Agent-as-a-Judge: Evaluate Agents with Agents (2410.10934v2)

Published 14 Oct 2024 in cs.AI

Abstract: Contemporary evaluation techniques are inadequate for agentic systems. These approaches either focus exclusively on final outcomes -- ignoring the step-by-step nature of agentic systems, or require excessive manual labour. To address this, we introduce the Agent-as-a-Judge framework, wherein agentic systems are used to evaluate agentic systems. This is an organic extension of the LLM-as-a-Judge framework, incorporating agentic features that enable intermediate feedback for the entire task-solving process. We apply the Agent-as-a-Judge to the task of code generation. To overcome issues with existing benchmarks and provide a proof-of-concept testbed for Agent-as-a-Judge, we present DevAI, a new benchmark of 55 realistic automated AI development tasks. It includes rich manual annotations, like a total of 365 hierarchical user requirements. We benchmark three of the popular agentic systems using Agent-as-a-Judge and find it dramatically outperforms LLM-as-a-Judge and is as reliable as our human evaluation baseline. Altogether, we believe that Agent-as-a-Judge marks a concrete step forward for modern agentic systems -- by providing rich and reliable reward signals necessary for dynamic and scalable self-improvement.

Citations (5)

View on Semantic Scholar

Summary

The paper presents an Agent-as-a-Judge framework that provides detailed, step-by-step feedback for evaluating agentic systems.
The approach leverages the DevAI benchmark and assesses systems like MetaGPT, GPT-Pilot, and OpenHands for performance improvement.
Results show a significant boost with a 90.44% alignment rate versus 60.38% from traditional LLM evaluations, highlighting cost and time efficiency.

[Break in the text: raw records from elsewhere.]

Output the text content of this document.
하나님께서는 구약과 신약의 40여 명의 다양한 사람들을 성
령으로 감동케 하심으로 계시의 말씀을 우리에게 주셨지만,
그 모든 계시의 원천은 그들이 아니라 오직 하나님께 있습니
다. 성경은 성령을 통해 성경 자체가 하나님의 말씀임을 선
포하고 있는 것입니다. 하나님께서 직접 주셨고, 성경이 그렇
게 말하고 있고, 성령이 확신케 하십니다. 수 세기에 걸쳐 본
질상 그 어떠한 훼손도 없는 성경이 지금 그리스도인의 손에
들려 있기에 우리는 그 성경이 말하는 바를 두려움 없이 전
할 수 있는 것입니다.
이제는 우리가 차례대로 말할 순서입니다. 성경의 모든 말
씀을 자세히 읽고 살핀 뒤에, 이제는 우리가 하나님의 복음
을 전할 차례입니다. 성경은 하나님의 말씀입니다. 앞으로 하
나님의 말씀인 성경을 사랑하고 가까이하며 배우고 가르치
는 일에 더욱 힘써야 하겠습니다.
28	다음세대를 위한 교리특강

Review of "Agent-as-a-Judge: Evaluating Agents with Agents"

The paper "Agent-as-a-Judge: Evaluating Agents with Agents" addresses the inadequacies of contemporary evaluation techniques for agentic systems, particularly in their inability to provide detailed feedback during intermediate stages. The proposed Agent-as-a-Judge framework extends the usage of agents to critically evaluate other agentic systems, which stand as a vital step in AI development processes.

Contributions and Framework

The principal contribution of this work involves the Agent-as-a-Judge system, designed to furnish detailed feedback and facilitate the evaluation of the step-by-step nature of agentic systems. This approach is particularly essential for tasks such as code generation, where intermediate feedback can significantly influence final outcomes. The framework attempts to supersede the human labor-intensive evaluations by providing an agentic alternative that is both cost-effective and scalable.

DevAI Dataset

A significant aspect of the paper is the introduction of DevAI—a benchmark specifically crafted to evaluate the effectiveness of agentic systems in automated AI development tasks. It comprises 55 real-world tasks characterized by hierarchical user requirements, which are evaluative markers used by the Agent-as-a-Judge system.

Evaluation and Analysis

The paper benchmarks three agentic systems: MetaGPT, GPT-Pilot, and OpenHands. These systems were assessed using the Agent-as-a-Judge framework, human evaluations, and LLM-as-a-Judge. The evaluations indicate that Agent-as-a-Judge demonstrated a high alignment rate with human judgments, providing evidence of its efficacy. Notably, it achieved this with substantially reduced cost and time, marking a substantial improvement over manual evaluation processes.

Numerical Results

The alignment rate of Agent-as-a-Judge was found to be higher on average compared to the LLM-as-a-Judge. For instance, in analyzing the OpenHands framework, Agent-as-a-Judge achieved an alignment rate of 90.44% compared to 60.38% with LLM-as-a-Judge, underscoring its superior performance in evaluating complex tasks.

Implications and Future Directions

The implications of Agent-as-a-Judge are twofold: First, it supplies necessary intermediate feedback that aids in effective task resolution and self-improvement of agentic systems. Second, it hints at a potential flywheel effect, where continuous feedback and evaluation could foster a self-reinforcing cycle of improvement for both the judging and judged agents.

Speculative future directions include refining the Agent-as-a-Judge system for broader application across different AI tasks and exploring the iterative development processes that leverage this framework for continual enhancement of agentic systems.

Conclusion

The methodology and insights presented in this paper signify an important stride in agentic system evaluations, offering a sophisticated alternative to traditional methods. The introduction of Agent-as-a-Judge provides a robust mechanism for understanding and improving the task-solving capabilities of agentic systems, paving the way for enhancements in AI development and evaluation strategies.